The Patient Protection and Affordable Care Act’s medical loss ratio rule saved consumers in the individual market an estimated $2.1 billion last year — the bulk of it on lower premiums costs, new analysis finds.
The MLR provision, which took effect in 2011, requires insurance companies to spend no less than 80 percent to 85 percent of collected premiums on actual medical care.
The analysis out Thursday from the Kaiser Family Foundation found that premiums for individual health insurance would have been $1.9 billion higher in 2012 if the MLR provision had not been in effect.

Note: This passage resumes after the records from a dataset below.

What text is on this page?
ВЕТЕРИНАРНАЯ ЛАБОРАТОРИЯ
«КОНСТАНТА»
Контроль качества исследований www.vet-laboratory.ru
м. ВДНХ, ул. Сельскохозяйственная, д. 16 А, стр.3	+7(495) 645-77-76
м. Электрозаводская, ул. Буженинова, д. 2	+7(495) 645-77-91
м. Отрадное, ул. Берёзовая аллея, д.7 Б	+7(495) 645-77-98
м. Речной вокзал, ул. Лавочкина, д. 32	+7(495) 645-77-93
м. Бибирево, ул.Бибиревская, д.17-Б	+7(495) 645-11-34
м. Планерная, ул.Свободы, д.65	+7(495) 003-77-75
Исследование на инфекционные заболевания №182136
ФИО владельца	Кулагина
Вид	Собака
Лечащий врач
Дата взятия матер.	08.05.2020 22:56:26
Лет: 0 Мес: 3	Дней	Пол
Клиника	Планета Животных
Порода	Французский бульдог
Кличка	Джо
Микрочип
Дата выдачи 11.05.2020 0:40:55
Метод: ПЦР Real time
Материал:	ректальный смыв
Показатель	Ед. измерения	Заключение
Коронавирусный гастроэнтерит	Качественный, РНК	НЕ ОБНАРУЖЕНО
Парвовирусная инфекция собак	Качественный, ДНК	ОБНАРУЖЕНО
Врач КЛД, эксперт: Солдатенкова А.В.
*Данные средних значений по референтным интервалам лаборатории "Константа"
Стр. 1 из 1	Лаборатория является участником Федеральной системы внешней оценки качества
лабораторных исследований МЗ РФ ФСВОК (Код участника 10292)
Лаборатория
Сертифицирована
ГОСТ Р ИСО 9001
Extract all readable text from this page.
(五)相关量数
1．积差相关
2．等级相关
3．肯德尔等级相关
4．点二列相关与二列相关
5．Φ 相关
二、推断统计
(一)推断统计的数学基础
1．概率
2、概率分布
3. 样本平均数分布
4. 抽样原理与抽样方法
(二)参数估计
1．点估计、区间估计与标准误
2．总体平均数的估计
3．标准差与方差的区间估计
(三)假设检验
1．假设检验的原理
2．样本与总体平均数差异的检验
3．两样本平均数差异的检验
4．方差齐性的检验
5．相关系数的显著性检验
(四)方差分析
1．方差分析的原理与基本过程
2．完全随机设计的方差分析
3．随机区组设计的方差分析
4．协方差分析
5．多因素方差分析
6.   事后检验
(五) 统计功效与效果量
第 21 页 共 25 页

The premium savings are in addition to $241 million in rebates insurers estimate they will pay to customers in the individual market this year based on last year's performance.
The MLR provision led to $1.1 billion in consumer rebates last year, but researchers said the rebates weren’t the only beneficial part of the requirement.
“This is not the whole story for consumers,” study authors wrote. “Rebates represent only a portion, albeit the most concrete portion, of the MLR rule’s savings to consumers.”
Researchers said consumers and businesses are charged lower premiums to begin with as health insurers aim to price their plans to achieve the provision’s requirement. As insurers get closer to their target, more consumers will see MLR-related savings in the form of smaller premium bills rather than reimbursement checks.
Policyholders most likely to see lower premiums from the MLR were those who purchased coverage in the individual market because fewer than half of plans were in compliance with PPACA’s MLR thresholds in PPACA, whereas most plans sold to small and large businesses were already in compliance with their respective MLR thresholds before PPACA went into effect.
Brokers remain largely critical of the provision.